- Genres: Folk, indie rock, folk rock
- Instruments: Double bass, electric bass, violin, backing vocals

= Bob Crawford (musician) =

Bob Crawford is a musician, podcaster, historian and author. He is best known for being the bassist for the Avett Brothers. In 2026, he released a history book about John Quincy Adams.

Crawford grew up in New Jersey, received an undergraduate degree from Stockton University, and a master’s degree in history from Arizona State University in 2020.

==The Avett Brothers==

Crawford joined the Avett Brothers in 2001, having previously played with the group The Memphis Quick 50.

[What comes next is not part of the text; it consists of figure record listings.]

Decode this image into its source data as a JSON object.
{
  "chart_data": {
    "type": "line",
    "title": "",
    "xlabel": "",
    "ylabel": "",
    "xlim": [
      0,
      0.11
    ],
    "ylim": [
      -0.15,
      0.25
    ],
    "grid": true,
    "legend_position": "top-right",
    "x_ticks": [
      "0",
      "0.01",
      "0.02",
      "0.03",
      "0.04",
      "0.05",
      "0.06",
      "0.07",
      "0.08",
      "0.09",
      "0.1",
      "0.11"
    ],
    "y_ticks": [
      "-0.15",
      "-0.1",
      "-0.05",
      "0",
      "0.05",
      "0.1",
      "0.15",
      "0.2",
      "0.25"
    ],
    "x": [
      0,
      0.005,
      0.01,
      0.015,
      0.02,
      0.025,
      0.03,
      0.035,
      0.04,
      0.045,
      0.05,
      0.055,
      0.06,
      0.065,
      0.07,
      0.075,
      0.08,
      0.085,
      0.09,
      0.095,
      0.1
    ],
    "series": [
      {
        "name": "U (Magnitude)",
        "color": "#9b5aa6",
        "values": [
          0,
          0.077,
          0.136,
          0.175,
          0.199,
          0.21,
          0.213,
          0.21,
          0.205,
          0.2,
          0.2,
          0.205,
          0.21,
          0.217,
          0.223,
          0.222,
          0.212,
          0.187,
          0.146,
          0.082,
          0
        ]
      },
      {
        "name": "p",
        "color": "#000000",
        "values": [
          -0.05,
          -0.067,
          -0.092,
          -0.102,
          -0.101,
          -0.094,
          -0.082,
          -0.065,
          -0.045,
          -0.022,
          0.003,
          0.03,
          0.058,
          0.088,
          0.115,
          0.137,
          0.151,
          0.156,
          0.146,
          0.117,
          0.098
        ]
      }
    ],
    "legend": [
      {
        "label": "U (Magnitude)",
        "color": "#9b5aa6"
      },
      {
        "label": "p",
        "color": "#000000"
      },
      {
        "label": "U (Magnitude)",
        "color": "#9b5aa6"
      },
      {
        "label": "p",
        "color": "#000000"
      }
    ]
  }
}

In 2011, Crawford took a hiatus from the band due to his daughter's health; he was temporarily replaced by Langhorne Slim bassist Paul Defiglia. Crawford returned to play with the band on the 53rd Grammy Awards in 2011, performing "Head Full of Doubt/Road Full of Promise" and then joining Mumford and Sons and Bob Dylan for a performance of "Maggie's Farm."

Crawford fully returned to the band in 2013, after his daughter recovered.

==Book==

Penguin Random House published Crawford's book America's Founding Son: John Quincy Adams, from President to Political Maverick in 2026. He wrote the book while touring with the Avett Brothers. The book was on the Literary Hub "Independent Press Top 40 Bestsellers" in March 2026. Crawford read through 14,000 pages of Adams' diaries while working on the book.

Publishers Weekly described the book as "fantastic" and "boosterish." Deep South Magazine called it "daunting and dense" and that it lacked concision, while also calling it a "can’t-miss in historical nonfiction." In a review for Library Journal, Jacqueline Parascandola called it a "highly readable account about a critical point in U.S. history." Kirkus Reviews called it "[s]olid history, though perhaps not quite as accessible as intended."

The book evolved out of a six-episode podcast series Crawford previously hosted in 2023 entitled “Founding Son: John Quincy’s America.”

==Podcasts==

Crawford launched the history podcast "The Road to Now" with scholar and comedian Benjamin Sawyer in 2016, recording the first episode in the basement of the Bridgestone Arena in Nashville. The podcast's guests have included Lance Armstrong and John Hickenlooper.

He also hosts the podcast "American History Hotline."